Entre goût et qualité: les aliments de l’UE sont-ils vraiment meilleurs?

Regard sur les différences de goût et de qualité des aliments entre l’UE et les États-Unis, et ce qui pourrait les expliquer

Alex

Chaque année, j’ai le sentiment de connaître quelqu’un qui est parti en vacances en Europe et qui, en rentrant aux États-Unis, ne peut s'empêcher de vanter la fraîcheur et la saveur de la nourriture de l’autre côté de l’Atlantique. Les plats sont immortalisés dans une floppé de “story” instagram qui ont l'air trop belles pour être vraies. Qu'il s'agisse de pâtes cacio e pepe dégustées en Italie, d’une montagne de pâtisseries françaises ou de la paella bien chaude dévorée en Espagne, la qualité de la nourriture en Europe est constamment vantée. J'ai même entendu des amis intolérants au gluten dire qu'ils avaient pu manger des produits à base de blé en Europe sans (trop de) problème.

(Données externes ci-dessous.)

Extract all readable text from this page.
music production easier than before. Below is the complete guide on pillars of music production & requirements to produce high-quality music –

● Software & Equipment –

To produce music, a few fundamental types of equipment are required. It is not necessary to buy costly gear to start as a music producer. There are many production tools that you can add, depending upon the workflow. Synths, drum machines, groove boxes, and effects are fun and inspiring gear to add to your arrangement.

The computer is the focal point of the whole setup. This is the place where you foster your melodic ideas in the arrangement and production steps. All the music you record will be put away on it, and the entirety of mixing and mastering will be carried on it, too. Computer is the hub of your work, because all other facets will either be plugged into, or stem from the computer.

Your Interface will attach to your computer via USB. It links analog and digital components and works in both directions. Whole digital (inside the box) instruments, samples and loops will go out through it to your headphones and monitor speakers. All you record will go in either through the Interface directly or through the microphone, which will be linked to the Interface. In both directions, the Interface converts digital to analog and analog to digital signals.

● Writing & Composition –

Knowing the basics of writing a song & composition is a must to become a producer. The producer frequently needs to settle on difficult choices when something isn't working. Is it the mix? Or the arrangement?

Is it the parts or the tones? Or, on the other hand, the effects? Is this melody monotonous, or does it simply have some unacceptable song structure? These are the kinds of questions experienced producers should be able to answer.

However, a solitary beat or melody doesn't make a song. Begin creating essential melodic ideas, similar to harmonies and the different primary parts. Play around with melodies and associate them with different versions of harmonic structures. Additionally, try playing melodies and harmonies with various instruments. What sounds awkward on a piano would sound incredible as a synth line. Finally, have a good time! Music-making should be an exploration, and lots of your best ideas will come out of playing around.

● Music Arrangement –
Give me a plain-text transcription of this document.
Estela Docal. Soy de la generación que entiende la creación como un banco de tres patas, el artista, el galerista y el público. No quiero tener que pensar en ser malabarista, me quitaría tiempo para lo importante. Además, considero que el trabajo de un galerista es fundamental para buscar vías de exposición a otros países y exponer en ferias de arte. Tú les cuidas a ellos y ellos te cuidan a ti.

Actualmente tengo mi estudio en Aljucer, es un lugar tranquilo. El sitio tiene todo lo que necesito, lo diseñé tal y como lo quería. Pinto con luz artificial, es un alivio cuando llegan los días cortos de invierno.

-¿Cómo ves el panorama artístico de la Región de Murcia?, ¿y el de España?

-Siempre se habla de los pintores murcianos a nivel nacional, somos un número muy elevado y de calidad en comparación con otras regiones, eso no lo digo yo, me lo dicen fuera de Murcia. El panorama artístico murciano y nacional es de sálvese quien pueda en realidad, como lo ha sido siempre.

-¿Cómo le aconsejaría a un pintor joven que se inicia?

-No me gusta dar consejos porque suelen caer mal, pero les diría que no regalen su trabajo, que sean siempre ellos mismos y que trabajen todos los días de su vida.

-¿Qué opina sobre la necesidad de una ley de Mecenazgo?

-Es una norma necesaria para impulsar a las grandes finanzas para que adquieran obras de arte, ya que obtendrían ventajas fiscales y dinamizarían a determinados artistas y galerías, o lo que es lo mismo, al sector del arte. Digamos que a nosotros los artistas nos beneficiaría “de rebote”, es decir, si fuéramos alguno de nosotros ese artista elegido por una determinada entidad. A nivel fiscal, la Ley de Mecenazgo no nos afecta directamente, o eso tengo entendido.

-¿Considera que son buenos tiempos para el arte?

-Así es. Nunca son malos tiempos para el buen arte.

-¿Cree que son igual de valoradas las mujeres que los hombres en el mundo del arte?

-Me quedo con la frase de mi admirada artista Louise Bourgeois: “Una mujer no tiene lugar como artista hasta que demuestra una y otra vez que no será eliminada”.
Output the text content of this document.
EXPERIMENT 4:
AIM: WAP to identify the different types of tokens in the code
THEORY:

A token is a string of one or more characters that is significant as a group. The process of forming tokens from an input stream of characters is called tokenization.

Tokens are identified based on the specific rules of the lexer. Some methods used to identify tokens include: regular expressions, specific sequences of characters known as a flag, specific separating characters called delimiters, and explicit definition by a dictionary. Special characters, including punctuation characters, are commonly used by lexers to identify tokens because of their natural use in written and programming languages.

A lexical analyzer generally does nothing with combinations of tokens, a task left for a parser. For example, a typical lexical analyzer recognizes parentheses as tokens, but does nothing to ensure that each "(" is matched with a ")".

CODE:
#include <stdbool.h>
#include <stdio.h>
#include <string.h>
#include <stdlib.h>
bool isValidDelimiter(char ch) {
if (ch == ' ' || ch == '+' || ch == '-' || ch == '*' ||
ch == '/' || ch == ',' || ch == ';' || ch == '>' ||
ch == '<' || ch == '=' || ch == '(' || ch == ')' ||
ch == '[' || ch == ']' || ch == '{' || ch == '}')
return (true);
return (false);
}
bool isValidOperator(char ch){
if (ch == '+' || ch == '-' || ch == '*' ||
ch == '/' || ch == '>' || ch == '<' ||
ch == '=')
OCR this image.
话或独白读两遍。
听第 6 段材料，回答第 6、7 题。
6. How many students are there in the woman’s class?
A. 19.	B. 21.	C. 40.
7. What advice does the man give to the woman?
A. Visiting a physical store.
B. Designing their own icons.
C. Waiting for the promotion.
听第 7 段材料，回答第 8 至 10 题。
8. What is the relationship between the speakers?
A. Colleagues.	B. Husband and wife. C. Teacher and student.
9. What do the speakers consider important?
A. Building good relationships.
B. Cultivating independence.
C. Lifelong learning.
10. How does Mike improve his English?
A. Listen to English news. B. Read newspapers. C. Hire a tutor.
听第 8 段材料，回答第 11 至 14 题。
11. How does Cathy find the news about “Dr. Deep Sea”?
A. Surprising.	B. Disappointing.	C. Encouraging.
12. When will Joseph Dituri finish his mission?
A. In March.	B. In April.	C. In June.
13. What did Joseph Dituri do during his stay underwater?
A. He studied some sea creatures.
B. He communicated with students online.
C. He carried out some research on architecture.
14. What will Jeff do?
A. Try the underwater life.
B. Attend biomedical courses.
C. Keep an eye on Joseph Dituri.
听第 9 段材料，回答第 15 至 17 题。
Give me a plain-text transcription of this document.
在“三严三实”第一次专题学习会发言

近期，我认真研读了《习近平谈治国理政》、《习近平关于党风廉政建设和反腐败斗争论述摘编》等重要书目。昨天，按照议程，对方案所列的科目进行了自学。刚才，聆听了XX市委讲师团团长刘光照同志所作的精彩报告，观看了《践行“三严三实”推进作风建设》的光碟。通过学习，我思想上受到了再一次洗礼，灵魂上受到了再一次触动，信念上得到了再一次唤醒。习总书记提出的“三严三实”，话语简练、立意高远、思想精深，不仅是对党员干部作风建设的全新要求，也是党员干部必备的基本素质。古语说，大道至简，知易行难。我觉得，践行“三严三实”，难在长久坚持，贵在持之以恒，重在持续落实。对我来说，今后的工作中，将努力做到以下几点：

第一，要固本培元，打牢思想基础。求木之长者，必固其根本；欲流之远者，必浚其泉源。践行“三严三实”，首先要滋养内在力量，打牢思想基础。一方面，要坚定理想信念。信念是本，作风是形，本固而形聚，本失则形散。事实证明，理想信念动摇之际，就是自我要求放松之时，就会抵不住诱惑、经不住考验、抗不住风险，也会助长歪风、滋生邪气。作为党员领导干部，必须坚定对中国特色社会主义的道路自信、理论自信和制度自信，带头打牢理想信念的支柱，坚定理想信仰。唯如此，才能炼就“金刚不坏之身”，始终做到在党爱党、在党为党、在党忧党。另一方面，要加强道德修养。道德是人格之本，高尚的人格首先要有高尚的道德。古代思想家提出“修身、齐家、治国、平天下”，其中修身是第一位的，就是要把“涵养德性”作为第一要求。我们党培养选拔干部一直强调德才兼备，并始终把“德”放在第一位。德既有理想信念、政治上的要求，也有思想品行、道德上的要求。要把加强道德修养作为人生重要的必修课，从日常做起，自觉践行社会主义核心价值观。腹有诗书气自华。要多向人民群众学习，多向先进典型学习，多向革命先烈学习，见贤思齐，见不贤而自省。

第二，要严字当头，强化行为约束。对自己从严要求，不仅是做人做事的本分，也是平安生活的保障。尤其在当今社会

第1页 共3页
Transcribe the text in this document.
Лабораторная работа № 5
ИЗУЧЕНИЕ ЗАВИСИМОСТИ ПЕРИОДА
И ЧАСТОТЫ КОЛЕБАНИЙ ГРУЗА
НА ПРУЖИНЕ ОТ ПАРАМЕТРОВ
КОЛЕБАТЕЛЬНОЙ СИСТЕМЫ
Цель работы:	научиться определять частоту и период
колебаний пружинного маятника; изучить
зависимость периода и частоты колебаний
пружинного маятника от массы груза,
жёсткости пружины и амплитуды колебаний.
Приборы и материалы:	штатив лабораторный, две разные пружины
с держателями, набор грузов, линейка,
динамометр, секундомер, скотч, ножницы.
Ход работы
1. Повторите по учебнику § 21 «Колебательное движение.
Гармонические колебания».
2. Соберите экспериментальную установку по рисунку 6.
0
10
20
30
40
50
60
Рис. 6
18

Ayant vécu aux États Unis la plus grande partie de ma vie (merci le Brexit!), j’ai toujours été intrigué par ces histoires. La nourriture en Europe (aka l’Union-Européenne) est-elle vraiment meilleure, au point d’atténuer certaines intolérances alimentaires? Heureusement pour moi, la co-autrice de Who Wants Seconds a passé beaucoup de temps des deux côtés de l’Atlantique. Margaux, qu’en penses-tu? Y a-t-il une réelle différence dans la qualité de la nourriture? 


Margaux

En arrivant aux États Unis, j’ai commencé à faire beaucoup plus attention à ce que je mettais dans mon assiette: j’avais l’impression que la nourriture était de moins bonne qualité qu’au Québec (et en Europe), et ça me stressait. Pendant mes deux premières années, j’ai fait mes courses chez Trader Joe’s* – budget étudiant oblige. Mais je me suis vite mise à me méfier des étiquettes, surtout quand autant de produits labellisés « bio » étaient étonnamment abordables. Comment les deux pouvaient être vrais? Quelque chose ne collait pas.

Ce n’est que récemment, après avoir obtenu un emploi à temps plein, que j’ai commencé à faire quasi toutes mes courses chez Whole Foods**. J’ai noté certaines différences, notamment pour les fruits et légumes frais. Mais je reste prudente: j’ai développé une petite obsession pour la vérification des listes d’ingrédients. Si on me demande, je trouve que la nourriture est meilleure quand je rentre en France. Mais cette impression est-elle fondée scientifiquement, ou simplement dû au fait que je suis généralement en vacances quand j’y suis et prête peu attention aux courses? Ces produits sont-ils vraiment de meilleure qualité hors des États-Unis, et si oui, pourquoi? C’est la question à laquelle nous allons tenter de répondre dans cet article. 

*une chaîne de supermarché américaine relativement moins chère que les autres chaînes
**une autre chaîne, qui vend presque exclusivement des produits biologiques

Nos pratiques agricoles font-elles une différence?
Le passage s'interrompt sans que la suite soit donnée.